Déplorant les piètres résultats obtenus par l'Etat -les lenteurs administratives faisant perdre des crédits- MM. Patrice Gélard et Hugues Portelli se sont déclarés favorables à la décentralisation de la gestion des fonds structurels.
Indiquant qu'il s'exprimait à la fois en son nom personnel et en celui de Mme Michèle André, excusée, M. Pierre Jarlier a salué les résultats obtenus par la région Auvergne dans la gestion des crédits qui lui ont été délégués au cours de la période 2000-2006 et souhaité que cette expérimentation puisse se poursuivre en 2007-2013.

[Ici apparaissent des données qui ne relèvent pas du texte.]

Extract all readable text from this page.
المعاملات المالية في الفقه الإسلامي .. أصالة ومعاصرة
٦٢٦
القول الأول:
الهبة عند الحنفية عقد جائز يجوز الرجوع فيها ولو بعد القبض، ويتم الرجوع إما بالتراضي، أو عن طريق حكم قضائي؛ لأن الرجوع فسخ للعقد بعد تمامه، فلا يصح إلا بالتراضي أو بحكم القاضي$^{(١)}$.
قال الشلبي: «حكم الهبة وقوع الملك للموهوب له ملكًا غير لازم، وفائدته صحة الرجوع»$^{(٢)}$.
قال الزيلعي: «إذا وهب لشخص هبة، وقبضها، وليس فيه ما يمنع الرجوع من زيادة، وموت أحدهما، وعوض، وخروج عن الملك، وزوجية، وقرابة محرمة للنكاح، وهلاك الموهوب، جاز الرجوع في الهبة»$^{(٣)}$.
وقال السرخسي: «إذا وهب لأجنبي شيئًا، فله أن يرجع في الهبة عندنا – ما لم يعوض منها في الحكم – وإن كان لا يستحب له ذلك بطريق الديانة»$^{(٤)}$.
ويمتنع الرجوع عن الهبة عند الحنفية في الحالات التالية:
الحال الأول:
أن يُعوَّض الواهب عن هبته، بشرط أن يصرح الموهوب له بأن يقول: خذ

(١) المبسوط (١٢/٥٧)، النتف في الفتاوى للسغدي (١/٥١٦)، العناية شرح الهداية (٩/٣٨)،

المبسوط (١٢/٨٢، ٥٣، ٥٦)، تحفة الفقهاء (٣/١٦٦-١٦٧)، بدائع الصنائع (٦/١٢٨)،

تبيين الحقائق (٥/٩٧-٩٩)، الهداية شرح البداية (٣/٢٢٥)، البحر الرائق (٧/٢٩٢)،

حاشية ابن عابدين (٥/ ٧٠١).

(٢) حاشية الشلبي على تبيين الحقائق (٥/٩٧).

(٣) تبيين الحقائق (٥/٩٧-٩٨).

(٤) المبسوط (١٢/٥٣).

Mme Catherine Troendle, rapporteur, a précisé que l'amendement qu'elle proposait à la commission permettrait à cette région, sous les conditions précitées, d'exercer les fonctions d'autorité de gestion et d'autorité de certification de programmes opérationnels relevant de l'objectif « compétitivité régionale et emploi » de la politique de cohésion économique et sociale de la Communauté européenne pour la période 2007-2013, donc d'avoir encore plus de responsabilités que dans le cadre d'une subvention globale par ailleurs toujours possible.
M. Michel Dreyfus-Schmidt s'est interrogé sur la nécessité de subordonner à un accord des départements concernés la possibilité, pour d'autres régions que l'Alsace et pour la collectivité territoriale de Corse, d'exercer les fonctions d'autorité de gestion et d'autorité de certification de programmes opérationnels relevant de l'objectif « compétitivité régionale et emploi ».
Mme Catherine Troendle, rapporteur, a estimé qu'en l'absence de consensus politique local, une telle expérimentation serait vouée à l'échec.
A l'article 2 (transfert à la région Alsace, à titre expérimental, des fonctions d'autorité de gestion et d'autorité de certification de programmes relevant de la politique de cohésion au cours de la période 2007-2013), la commission a adopté un amendement ayant pour objet de permettre à d'autres régions que l'Alsace et à la collectivité territoriale de Corse d'exercer elles aussi, à titre expérimental et sous certaines conditions de fond et de délai, les fonctions d'autorité de gestion et d'autorité de certification de programmes opérationnels relevant de l'objectif « compétitivité régionale et emploi » de la politique de cohésion économique et sociale de la Communauté européenne pour la période 2007-2013.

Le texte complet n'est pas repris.